In 2007 Jakob was supervising sound editor on ‘The Counterfeiters’ (directed by Stefan Ruzowitzky), which won the Best Foreign Film Oscar in 2008. The sound team was invited to several conferences to present the sound work of this film, such as the well-known international SoundTrack Cologne or the German ‘Tonmeister Tagung’.

Over the last eight years Jakob has worked on numerous award-winning feature television and cinema motion pictures such as ‘Kroko’ (director by Silke Enders) – winning the German Film Academy Award and the European Film Prize in 2004 and ‘Bal – Honey’ (directed by Semih Kaplanoğlu) – winner of the Golden Bear at the 60th International Film Festival Berlinale 2010.

It has always been important for Jakob, however, not only to work on financially huge projects, but also to support ambitious, visionary film projects such as ‘The Green Wave’ (directed by Ali Samadi Ahadi) – winner of the famous German Adolf Grimme Prize and the German Human Rights Film Prize.

As a sound designer, she has been responsible for more then 70 documentaries, experimental, feature and short films. Even while working for well-known German TV stations, such as Arte, ZDF, ARD, RTL, 3sat, her heart has always belonged to movie theatres. There is no place where you can be more precise and creative with sound.

‘Being a sound designer is not a question of yes or no. It’s passion and pure emotion.’

Stefano Sasso
Electronic sound artist

Born in Italy, 1978.

Graduated in Science of Communication from the University of Macerata. He teaches Multimedia Acoustics and Music for Media at the same University.

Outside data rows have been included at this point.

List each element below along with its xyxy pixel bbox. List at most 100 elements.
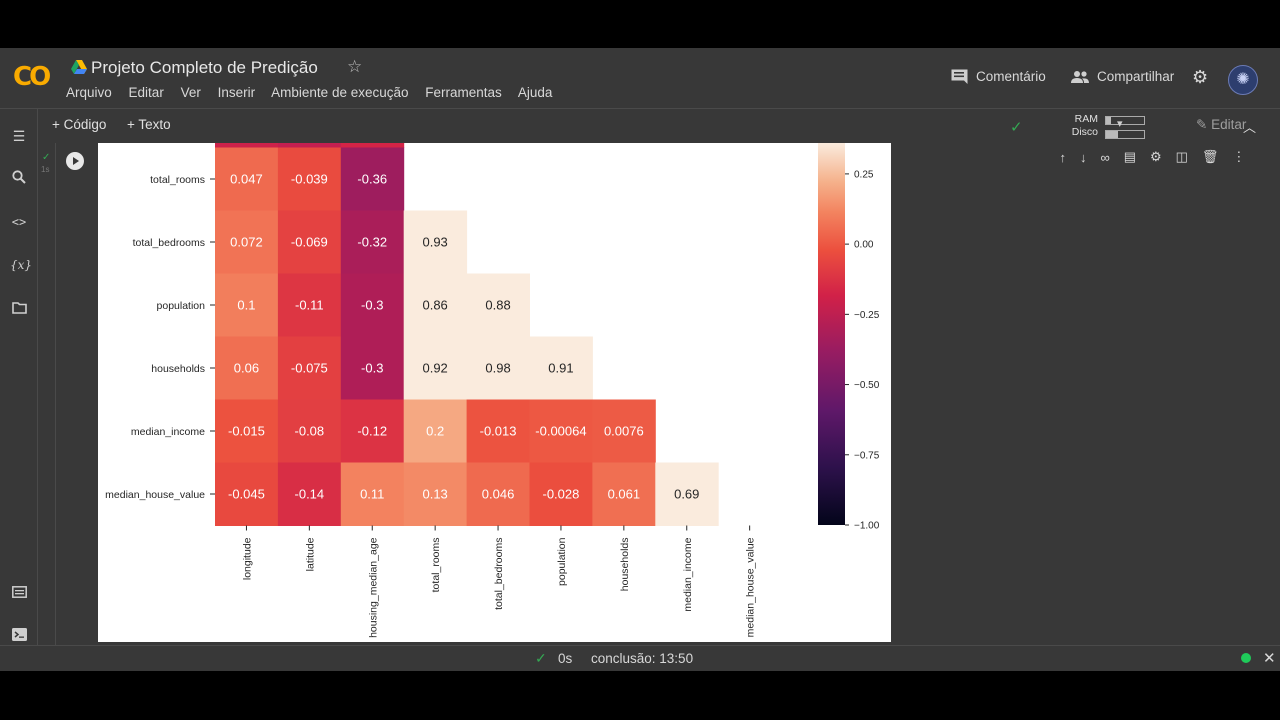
- status-dot: [1241, 653, 1251, 663]
- menu-inserir[interactable]: Inserir: [217, 85, 256, 100]
- heatmap-cell-label: 0.061: [608, 487, 641, 502]
- row-tick-label: median_house_value: [105, 489, 205, 501]
- heatmap-cell-label: 0.047: [230, 172, 263, 187]
- colorbar-tick-label: −1.00: [854, 521, 880, 532]
- code-snippets-icon[interactable]: <>: [11, 215, 27, 229]
- heatmap-cell: [340, 336, 405, 400]
- delete-icon[interactable]: 🗑: [1201, 149, 1219, 164]
- menu-ambiente[interactable]: Ambiente de execução: [271, 85, 409, 100]
- comment-cell-icon[interactable]: ▤: [1123, 149, 1137, 164]
- colorbar-tick-label: −0.50: [854, 380, 880, 391]
- cell-toolbar: ↑ ↓ ∞ ▤ ⚙ ◫ 🗑 ⋮: [1055, 145, 1250, 169]
- add-code-label: Código: [63, 117, 107, 132]
- link-icon[interactable]: ∞: [1100, 149, 1110, 165]
- status-time: 0s: [558, 651, 573, 666]
- settings-gear-icon[interactable]: ⚙: [1192, 67, 1209, 87]
- heatmap-cell-label: -0.015: [228, 424, 265, 439]
- heatmap-cell: [466, 336, 530, 400]
- move-down-icon[interactable]: ↓: [1079, 149, 1087, 165]
- share-label: Compartilhar: [1097, 69, 1175, 84]
- row-tick-label: population: [157, 300, 206, 312]
- heatmap-cell-label: -0.028: [543, 487, 580, 502]
- add-text-label: Texto: [138, 117, 171, 132]
- menu-editar[interactable]: Editar: [128, 85, 164, 100]
- menu-arquivo[interactable]: Arquivo: [66, 85, 112, 100]
- row-tick-label: median_income: [131, 426, 205, 438]
- status-completion: conclusão: 13:50: [591, 651, 694, 666]
- add-code-button[interactable]: + Código: [52, 117, 107, 132]
- cell-area: ✓ 1s 0.047 -0.039 -0.36 total_rooms 0.072 -0.…: [38, 143, 1280, 645]
- drive-icon: [71, 60, 87, 74]
- row-tick-label: total_rooms: [150, 174, 205, 186]
- move-up-icon[interactable]: ↑: [1059, 149, 1066, 165]
- comment-button[interactable]: Comentário: [951, 69, 1046, 84]
- mirror-cell-icon[interactable]: ◫: [1175, 149, 1188, 164]
- heatmap-cell: [215, 336, 279, 400]
- edit-button[interactable]: ✎ Editar: [1196, 117, 1247, 132]
- heatmap-cell: [277, 210, 342, 274]
- more-options-icon[interactable]: ⋮: [1232, 149, 1246, 164]
- heatmap-cell: [215, 273, 279, 337]
- comment-icon: [951, 69, 968, 84]
- menu-bar: Arquivo Editar Ver Inserir Ambiente de e…: [66, 85, 565, 100]
- cell-settings-icon[interactable]: ⚙: [1150, 149, 1162, 164]
- run-cell-button[interactable]: [66, 152, 84, 170]
- heatmap-cell: [277, 399, 342, 463]
- heatmap-cell-label: -0.36: [357, 172, 387, 187]
- close-icon[interactable]: ✕: [1263, 650, 1276, 667]
- col-tick-label: median_house_value: [745, 537, 757, 637]
- heatmap-cell-label: 0.11: [360, 487, 384, 502]
- heatmap-cell: [215, 147, 279, 211]
- col-tick-label: longitude: [241, 537, 253, 580]
- heatmap-cell-label: -0.14: [295, 487, 325, 502]
- folder-icon[interactable]: [10, 300, 28, 318]
- notebook-title[interactable]: Projeto Completo de Predição: [91, 58, 318, 77]
- heatmap-cell-label: 0.92: [422, 361, 447, 376]
- heatmap-cell-label: 0.98: [485, 361, 510, 376]
- ram-bar: [1105, 116, 1145, 125]
- share-button[interactable]: Compartilhar: [1071, 69, 1174, 84]
- heatmap-cell: [529, 462, 593, 526]
- edit-label: Editar: [1211, 117, 1247, 132]
- comment-label: Comentário: [976, 69, 1046, 84]
- col-tick-label: total_rooms: [430, 538, 442, 593]
- menu-ferramentas[interactable]: Ferramentas: [425, 85, 502, 100]
- star-icon[interactable]: ☆: [347, 57, 363, 76]
- heatmap-cell: [340, 399, 405, 463]
- cell-output: 0.047 -0.039 -0.36 total_rooms 0.072 -0.069 -0…: [98, 143, 891, 642]
- people-icon: [1071, 70, 1089, 83]
- table-of-contents-icon[interactable]: ☰: [12, 128, 26, 144]
- ram-label: RAM: [1074, 113, 1098, 125]
- colab-logo[interactable]: CO: [13, 62, 51, 92]
- heatmap-cell-label: 0.91: [548, 361, 573, 376]
- resources-dropdown-icon[interactable]: ▾: [1117, 118, 1123, 130]
- status-check-icon: ✓: [535, 650, 547, 666]
- colorbar-tick-label: 0.00: [854, 240, 874, 251]
- resources-indicator[interactable]: RAM Disco: [1068, 113, 1145, 139]
- command-palette-icon[interactable]: [10, 584, 28, 602]
- colorbar: [818, 143, 845, 525]
- exec-check-icon: ✓: [42, 152, 51, 163]
- colorbar-tick-label: −0.25: [854, 310, 880, 321]
- heatmap-cell: [403, 462, 468, 526]
- correlation-heatmap: 0.047 -0.039 -0.36 total_rooms 0.072 -0.069 -0…: [105, 143, 880, 638]
- col-tick-label: housing_median_age: [367, 537, 379, 638]
- heatmap-cell-partial: [340, 143, 405, 148]
- terminal-icon[interactable]: [10, 627, 28, 645]
- col-tick-label: households: [619, 538, 631, 592]
- heatmap-cell-label: -0.12: [357, 424, 387, 439]
- heatmap-cell: [403, 399, 468, 463]
- menu-ver[interactable]: Ver: [180, 85, 201, 100]
- collapse-chevron-up-icon[interactable]: ︿: [1243, 120, 1257, 135]
- heatmap-cell: [403, 336, 468, 400]
- heatmap-cell-label: -0.08: [295, 424, 325, 439]
- search-icon[interactable]: [10, 170, 28, 188]
- connected-check-icon: ✓: [1010, 119, 1023, 136]
- heatmap-cell-label: 0.69: [674, 487, 699, 502]
- heatmap-cell-label: -0.075: [291, 361, 328, 376]
- menu-ajuda[interactable]: Ajuda: [517, 85, 553, 100]
- heatmap-cell: [340, 462, 405, 526]
- variables-icon[interactable]: {x}: [10, 258, 33, 272]
- avatar[interactable]: ✺: [1228, 65, 1258, 95]
- add-text-button[interactable]: + Texto: [127, 117, 171, 132]
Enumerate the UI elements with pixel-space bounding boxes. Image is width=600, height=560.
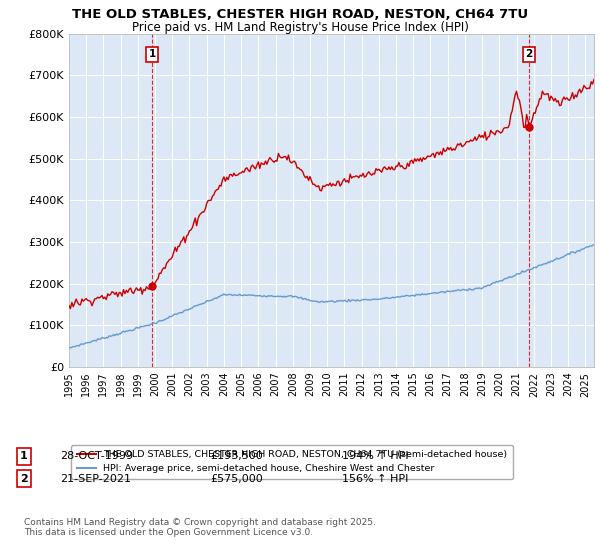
Text: £193,500: £193,500 — [210, 451, 263, 461]
Text: 194% ↑ HPI: 194% ↑ HPI — [342, 451, 409, 461]
Text: Contains HM Land Registry data © Crown copyright and database right 2025.
This d: Contains HM Land Registry data © Crown c… — [24, 518, 376, 538]
Text: 2: 2 — [526, 49, 533, 59]
Text: 1: 1 — [20, 451, 28, 461]
Text: 2: 2 — [20, 474, 28, 484]
Text: 28-OCT-1999: 28-OCT-1999 — [60, 451, 133, 461]
Text: 156% ↑ HPI: 156% ↑ HPI — [342, 474, 409, 484]
Text: THE OLD STABLES, CHESTER HIGH ROAD, NESTON, CH64 7TU: THE OLD STABLES, CHESTER HIGH ROAD, NEST… — [72, 8, 528, 21]
Text: Price paid vs. HM Land Registry's House Price Index (HPI): Price paid vs. HM Land Registry's House … — [131, 21, 469, 34]
Legend: THE OLD STABLES, CHESTER HIGH ROAD, NESTON, CH64 7TU (semi-detached house), HPI:: THE OLD STABLES, CHESTER HIGH ROAD, NEST… — [71, 445, 513, 479]
Text: £575,000: £575,000 — [210, 474, 263, 484]
Text: 1: 1 — [148, 49, 155, 59]
Text: 21-SEP-2021: 21-SEP-2021 — [60, 474, 131, 484]
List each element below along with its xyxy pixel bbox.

Musician and sound designer, he has collaborated with various artists from Italy and other countries, including illustrator and animator Simone Massi, painter and animator Julia Gromskaya, composer Paolo Marzocchi, video artists Stefano Franceschetti and Cristiano Carloni. His work concentrates on interaction between music and other languages, as well as live performance, and has written original soundtracks to short movies, animation movies, installations, performances and contemporary theatre works.

He has won several international prizes and nominations for his soundtracks.